I have learned through this how strong your parents are. How much faith they have, and how much love they have for each other. So many parents grow apart in the wake of tragedies such as this, but as far as I can tell yours have grown closer together. They have not blamed each other or grown short-tempered. Of course they have struggled through their grief, but you need not ever feel, little Zadie, that you have done anything besides knit them together. And through the grieving process you have profoundly knit me to them and other friends to them, too.

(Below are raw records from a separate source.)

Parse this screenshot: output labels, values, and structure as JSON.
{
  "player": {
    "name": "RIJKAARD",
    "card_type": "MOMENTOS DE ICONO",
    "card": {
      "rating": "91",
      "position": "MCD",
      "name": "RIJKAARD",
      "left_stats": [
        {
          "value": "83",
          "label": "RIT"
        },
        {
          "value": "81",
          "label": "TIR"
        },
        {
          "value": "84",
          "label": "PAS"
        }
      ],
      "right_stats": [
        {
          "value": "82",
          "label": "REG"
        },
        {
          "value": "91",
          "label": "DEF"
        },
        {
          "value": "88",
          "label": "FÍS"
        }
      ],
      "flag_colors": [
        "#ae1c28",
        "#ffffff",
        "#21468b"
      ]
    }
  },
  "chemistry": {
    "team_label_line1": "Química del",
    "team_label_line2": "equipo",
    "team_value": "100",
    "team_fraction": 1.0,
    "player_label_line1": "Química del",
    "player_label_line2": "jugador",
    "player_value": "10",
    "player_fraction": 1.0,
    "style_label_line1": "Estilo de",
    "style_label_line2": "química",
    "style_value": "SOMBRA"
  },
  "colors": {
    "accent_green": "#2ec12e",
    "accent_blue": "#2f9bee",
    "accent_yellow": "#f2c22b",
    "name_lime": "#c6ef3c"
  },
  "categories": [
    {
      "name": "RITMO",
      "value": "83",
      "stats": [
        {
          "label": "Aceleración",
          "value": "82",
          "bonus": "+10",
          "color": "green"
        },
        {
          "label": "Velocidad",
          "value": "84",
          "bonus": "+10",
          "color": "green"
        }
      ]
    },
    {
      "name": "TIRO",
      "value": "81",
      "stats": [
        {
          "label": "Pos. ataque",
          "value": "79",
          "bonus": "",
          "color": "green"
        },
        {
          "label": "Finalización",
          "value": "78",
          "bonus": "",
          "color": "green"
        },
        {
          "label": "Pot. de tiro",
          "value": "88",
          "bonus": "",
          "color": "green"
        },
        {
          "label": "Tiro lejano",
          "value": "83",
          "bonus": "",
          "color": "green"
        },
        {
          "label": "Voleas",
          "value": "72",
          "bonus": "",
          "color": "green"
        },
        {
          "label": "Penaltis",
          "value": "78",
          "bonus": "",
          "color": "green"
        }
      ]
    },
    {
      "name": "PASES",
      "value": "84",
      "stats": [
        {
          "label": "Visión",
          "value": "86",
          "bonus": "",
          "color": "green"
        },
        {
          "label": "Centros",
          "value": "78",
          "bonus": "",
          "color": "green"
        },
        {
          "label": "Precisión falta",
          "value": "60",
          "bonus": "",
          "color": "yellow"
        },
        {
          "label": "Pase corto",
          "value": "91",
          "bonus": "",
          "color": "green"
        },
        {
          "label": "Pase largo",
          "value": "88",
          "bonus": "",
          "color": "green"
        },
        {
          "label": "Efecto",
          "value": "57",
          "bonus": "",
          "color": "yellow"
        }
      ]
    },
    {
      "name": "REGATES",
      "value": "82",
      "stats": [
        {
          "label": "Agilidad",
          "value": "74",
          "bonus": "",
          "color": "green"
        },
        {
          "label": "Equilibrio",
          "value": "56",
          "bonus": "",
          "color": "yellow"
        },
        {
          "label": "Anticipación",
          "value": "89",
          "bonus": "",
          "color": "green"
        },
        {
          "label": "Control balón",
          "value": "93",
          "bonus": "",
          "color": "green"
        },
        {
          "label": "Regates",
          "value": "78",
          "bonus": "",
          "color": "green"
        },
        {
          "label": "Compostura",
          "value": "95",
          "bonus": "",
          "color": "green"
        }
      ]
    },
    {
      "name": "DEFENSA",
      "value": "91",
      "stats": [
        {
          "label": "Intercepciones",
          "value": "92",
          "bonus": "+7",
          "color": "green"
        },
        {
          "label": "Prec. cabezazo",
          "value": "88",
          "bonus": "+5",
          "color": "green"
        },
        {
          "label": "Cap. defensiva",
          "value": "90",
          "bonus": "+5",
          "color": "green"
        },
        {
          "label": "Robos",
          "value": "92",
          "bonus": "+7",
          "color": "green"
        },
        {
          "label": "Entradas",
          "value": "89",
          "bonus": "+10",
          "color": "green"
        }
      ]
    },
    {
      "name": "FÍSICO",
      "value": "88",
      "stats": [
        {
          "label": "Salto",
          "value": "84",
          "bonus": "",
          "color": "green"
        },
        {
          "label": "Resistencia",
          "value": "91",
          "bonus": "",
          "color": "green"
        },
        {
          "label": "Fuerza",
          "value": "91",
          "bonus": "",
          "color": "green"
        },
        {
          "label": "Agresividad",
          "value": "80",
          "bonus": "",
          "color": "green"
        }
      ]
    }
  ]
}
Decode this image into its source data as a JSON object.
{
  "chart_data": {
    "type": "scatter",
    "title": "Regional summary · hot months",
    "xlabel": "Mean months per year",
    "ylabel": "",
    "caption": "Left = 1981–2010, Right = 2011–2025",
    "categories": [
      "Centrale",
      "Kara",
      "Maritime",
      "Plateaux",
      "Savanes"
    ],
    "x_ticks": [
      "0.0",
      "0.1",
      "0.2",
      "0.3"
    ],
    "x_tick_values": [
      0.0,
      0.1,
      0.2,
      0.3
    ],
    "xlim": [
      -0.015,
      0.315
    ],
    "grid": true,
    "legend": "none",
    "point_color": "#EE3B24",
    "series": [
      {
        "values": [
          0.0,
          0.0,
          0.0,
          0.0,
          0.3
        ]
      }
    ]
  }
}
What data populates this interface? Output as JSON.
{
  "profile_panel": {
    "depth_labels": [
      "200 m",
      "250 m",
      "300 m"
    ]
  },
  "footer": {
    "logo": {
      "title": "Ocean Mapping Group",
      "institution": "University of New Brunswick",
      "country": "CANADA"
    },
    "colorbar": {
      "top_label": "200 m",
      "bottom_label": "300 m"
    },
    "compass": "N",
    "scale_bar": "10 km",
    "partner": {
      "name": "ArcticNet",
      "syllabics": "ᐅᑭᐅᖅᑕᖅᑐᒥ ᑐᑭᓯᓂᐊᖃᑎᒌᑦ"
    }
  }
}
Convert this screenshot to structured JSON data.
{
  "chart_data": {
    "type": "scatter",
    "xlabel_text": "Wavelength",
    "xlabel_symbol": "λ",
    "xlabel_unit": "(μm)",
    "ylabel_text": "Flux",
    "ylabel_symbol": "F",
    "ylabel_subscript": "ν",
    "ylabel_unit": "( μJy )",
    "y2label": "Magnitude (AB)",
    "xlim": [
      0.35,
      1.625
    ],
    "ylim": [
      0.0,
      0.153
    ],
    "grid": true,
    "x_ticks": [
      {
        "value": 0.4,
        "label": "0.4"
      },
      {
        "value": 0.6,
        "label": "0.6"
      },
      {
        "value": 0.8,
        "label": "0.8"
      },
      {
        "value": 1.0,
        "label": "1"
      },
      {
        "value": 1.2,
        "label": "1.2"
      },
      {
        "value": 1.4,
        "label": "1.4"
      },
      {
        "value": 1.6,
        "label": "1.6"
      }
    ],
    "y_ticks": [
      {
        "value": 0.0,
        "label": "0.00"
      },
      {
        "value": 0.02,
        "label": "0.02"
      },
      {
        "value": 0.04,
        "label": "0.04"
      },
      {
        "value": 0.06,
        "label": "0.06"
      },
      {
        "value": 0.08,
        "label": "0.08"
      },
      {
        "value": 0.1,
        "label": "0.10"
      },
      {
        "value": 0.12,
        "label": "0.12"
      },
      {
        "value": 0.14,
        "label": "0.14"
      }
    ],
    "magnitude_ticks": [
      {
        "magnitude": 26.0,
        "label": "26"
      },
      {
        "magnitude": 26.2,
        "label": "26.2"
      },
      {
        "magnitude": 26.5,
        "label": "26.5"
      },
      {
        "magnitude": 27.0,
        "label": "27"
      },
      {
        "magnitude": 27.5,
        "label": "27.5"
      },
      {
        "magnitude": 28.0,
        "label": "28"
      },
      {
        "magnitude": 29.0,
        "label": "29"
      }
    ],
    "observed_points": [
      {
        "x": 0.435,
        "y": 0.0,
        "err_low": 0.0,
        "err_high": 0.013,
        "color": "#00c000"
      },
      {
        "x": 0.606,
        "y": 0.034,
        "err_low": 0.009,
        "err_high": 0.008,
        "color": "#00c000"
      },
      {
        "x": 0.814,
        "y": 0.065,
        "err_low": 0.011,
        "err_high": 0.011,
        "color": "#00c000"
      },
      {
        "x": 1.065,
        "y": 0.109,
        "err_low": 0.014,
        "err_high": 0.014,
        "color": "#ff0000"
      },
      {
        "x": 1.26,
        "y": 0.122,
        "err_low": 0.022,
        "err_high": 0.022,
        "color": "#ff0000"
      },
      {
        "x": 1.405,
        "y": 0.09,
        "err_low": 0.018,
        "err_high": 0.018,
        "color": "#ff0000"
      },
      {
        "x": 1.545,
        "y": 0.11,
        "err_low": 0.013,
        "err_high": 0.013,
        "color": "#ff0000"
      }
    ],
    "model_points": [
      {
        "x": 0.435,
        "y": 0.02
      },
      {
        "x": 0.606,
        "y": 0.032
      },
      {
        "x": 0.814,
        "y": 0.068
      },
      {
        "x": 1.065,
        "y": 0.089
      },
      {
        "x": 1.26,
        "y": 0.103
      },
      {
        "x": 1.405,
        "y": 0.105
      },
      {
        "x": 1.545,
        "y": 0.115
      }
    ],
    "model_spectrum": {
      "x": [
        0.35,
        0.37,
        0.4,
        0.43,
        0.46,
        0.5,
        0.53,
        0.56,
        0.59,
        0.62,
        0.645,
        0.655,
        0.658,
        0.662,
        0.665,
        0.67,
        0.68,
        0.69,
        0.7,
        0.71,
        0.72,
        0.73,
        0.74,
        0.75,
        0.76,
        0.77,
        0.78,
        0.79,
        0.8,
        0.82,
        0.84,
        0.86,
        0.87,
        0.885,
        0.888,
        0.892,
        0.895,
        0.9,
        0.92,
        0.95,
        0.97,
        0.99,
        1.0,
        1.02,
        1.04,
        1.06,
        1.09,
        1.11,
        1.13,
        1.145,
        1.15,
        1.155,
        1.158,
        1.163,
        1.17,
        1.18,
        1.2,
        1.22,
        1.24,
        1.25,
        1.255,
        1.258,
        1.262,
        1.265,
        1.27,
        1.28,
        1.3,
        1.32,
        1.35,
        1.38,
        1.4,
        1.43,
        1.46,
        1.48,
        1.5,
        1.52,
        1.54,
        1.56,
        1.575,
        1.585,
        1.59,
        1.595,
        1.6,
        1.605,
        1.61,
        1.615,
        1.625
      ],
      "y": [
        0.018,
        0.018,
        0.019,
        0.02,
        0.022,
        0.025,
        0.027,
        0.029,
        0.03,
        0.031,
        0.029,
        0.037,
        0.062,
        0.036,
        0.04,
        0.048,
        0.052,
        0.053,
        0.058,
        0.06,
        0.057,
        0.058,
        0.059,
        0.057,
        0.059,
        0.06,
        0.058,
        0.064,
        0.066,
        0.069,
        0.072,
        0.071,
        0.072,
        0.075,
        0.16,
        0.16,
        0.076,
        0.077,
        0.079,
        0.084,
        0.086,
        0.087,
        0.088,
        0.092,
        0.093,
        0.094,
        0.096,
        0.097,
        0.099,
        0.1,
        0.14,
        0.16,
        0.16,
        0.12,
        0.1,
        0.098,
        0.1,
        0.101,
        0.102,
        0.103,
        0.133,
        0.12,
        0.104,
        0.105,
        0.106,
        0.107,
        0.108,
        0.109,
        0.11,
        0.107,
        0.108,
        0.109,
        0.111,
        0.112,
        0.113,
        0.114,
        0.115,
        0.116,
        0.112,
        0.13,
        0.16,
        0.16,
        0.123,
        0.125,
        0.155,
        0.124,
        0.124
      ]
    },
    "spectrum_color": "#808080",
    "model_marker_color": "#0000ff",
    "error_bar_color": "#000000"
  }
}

And you have convicted me, little one. I don't profess to have improved spiritually; only God can judge that. But you remind me to be patient. You remind me to be grateful. You remind me to stop and appreciate the moments even as they inexorably slip through my fingers. Asa is a terrible sleeper, and when he wakes up for the third or fourth time in the night--when I am frustrated and tired--I think of you, sweet girl. I think of how much your mama and daddy would love for you to be there, waking them up three or four or five times a night. When Asa is careening through the house on a mission to destroy it, I think of how your parents would love so very much for you to be getting into the pots and pans. When I am overwhelmed with all the therapy appointments I have to take Asa to, I think of how much your mama and daddy would be delighted to take you to therapist after therapist, if only you were here for them to take. You remind me every day how precious and fleeting life can be.

At each of Asa's milestones, you are there in my heart, Zadie. I so wish we could have seen you sit and crawl, stand and walk, babble and play. I can't see Asa do all these things without imagining you doing them by his side. I wish more than anything that your first birthday had been a celebration rather than a bittersweet memorial.

Your short life has driven home to me how common to humanity is love and grief, life and death; how insignificant so many earthly squabbles seem in the starkness of an untimely and inexplicable tragedy; how powerless I am to give words to the profundity of this entire experience.

I will never forget you. You are made in God's image. You are important. Your life has been a blessing, and your memory is a blessing, too.